McMillan: Yeah, which was great. I mean, after getting on Rachel Maddow, my book numbers spiked for a day-and-a-half, which is wonderful for sales. Obviously, Rush Limbaugh has millions of listeners, right? I really enjoyed sitting down and having an excuse to deconstruct his rhetorical style, because I haven't done that before. So I listened to him. I usually couldn't get through a whole lot of it because I find it somewhat confusing. I realized after sitting down and deconstructing it that he's got this really interesting, incredibly powerful verbal style of attack, which is that he states true facts and, without explaining, summarizes them with a completely different conclusion than you would come to from those facts. So he spent most of that broadcast talking about my book, not just about me. And almost all of the critique, if you can call it that, of the book was just that he would summarize actual points such as "food is the only basic human need that we've left entirely to the private market," which is true. It's just true. Or the distribution, which we've left to the private market. That's a total fact, there's nothing you can assail about that and it's also true that we have millions of Americans who live in neighborhoods with insufficient food supplies, so I would suggest that that means that the private market is not solving every problem correctly. Maybe we need to think about other tools we have at our disposal to fix that. The primary one being, the public sector, right? These are not radical suggestions. Rush is just like, "She says this thing about private enterprise. This is a war on freedom! This is a war on private enterprise!"

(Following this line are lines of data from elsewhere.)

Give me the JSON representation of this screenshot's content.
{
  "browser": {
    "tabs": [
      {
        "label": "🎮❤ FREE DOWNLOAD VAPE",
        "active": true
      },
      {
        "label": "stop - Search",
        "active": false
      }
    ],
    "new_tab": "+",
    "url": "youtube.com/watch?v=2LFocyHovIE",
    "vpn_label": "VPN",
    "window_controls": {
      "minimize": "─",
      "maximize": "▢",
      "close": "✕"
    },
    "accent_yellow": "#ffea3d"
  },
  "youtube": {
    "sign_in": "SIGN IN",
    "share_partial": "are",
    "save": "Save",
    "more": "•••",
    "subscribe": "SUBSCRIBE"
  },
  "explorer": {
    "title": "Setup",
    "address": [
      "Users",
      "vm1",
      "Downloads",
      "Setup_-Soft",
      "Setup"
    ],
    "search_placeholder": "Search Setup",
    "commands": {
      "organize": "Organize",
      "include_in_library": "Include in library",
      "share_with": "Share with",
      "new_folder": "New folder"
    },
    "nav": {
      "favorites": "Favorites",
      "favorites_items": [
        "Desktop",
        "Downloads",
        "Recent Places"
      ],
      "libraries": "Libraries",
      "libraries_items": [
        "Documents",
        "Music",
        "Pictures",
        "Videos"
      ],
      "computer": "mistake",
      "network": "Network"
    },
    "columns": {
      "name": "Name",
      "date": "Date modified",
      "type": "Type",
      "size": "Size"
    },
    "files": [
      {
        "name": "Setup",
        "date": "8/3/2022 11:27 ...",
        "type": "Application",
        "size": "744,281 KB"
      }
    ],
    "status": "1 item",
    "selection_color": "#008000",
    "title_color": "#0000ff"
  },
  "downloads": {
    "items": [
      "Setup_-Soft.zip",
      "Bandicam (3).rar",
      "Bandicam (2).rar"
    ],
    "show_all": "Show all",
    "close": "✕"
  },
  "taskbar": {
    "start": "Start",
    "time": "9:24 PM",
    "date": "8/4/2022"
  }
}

On the food choices of working families and the poor ...
MT: And he concludes that the government will want you to eat your Wheaties and your vegetables.
McMillan: Right, and I'm like, I think everybody mostly wants to eat healthy. I honestly believe that the only people who think that poor people don't care at all about their diet — and only eat fast food because they're too stupid to know any better — are people who don't any poor people, that have never actually talked to working people about how their meals work and how their lives work and what's important to them and their families. Working people are not running around screaming, "I want diabetes! I think it would be awesome and I'm not going to eat anything but McDonald's and soft-serve ice cream because that would be cool." I think that more than there being a divide over private enterprise or public sector, I think there might be this profound division about how we view humans. I think that most people — not all, because we all know idiots — but most people are reasonably intelligent, and if given the right tools, they'll make decent decisions about how to move forward in their lives and we can trust that. The basic rules of good nutrition have been the same since I was a kid and since my grandma was a kid: Eat fruits and vegetables; don't eat a lot of fat; don't eat a lot of salt; don't eat a lot of sugar. Those are really basic and they've held true. I think we can trust that most people will follow them if it's relatively easy for them to do that — and instead we've built this whole society that doesn't make any of that easy. No wonder people are eating junk. But I really think that you can trust people, on the whole, to make smart decisions if they're given the tools to do that. I would argue that somebody like Rush probably doesn't trust people very much, probably thinks they're really stupid and that they don't care about their lives or their families, because that's sort of the takeaway. "Oh, we all want to be eating junk food!" Well we all know junk food is bad for us. We all know that it shortens your life if you eat too much of it and that it can lead to diabetes — and that means losing limbs. Nobody wants that. So if people are making choices that lead them to that path, there's more going on than just "personal choice."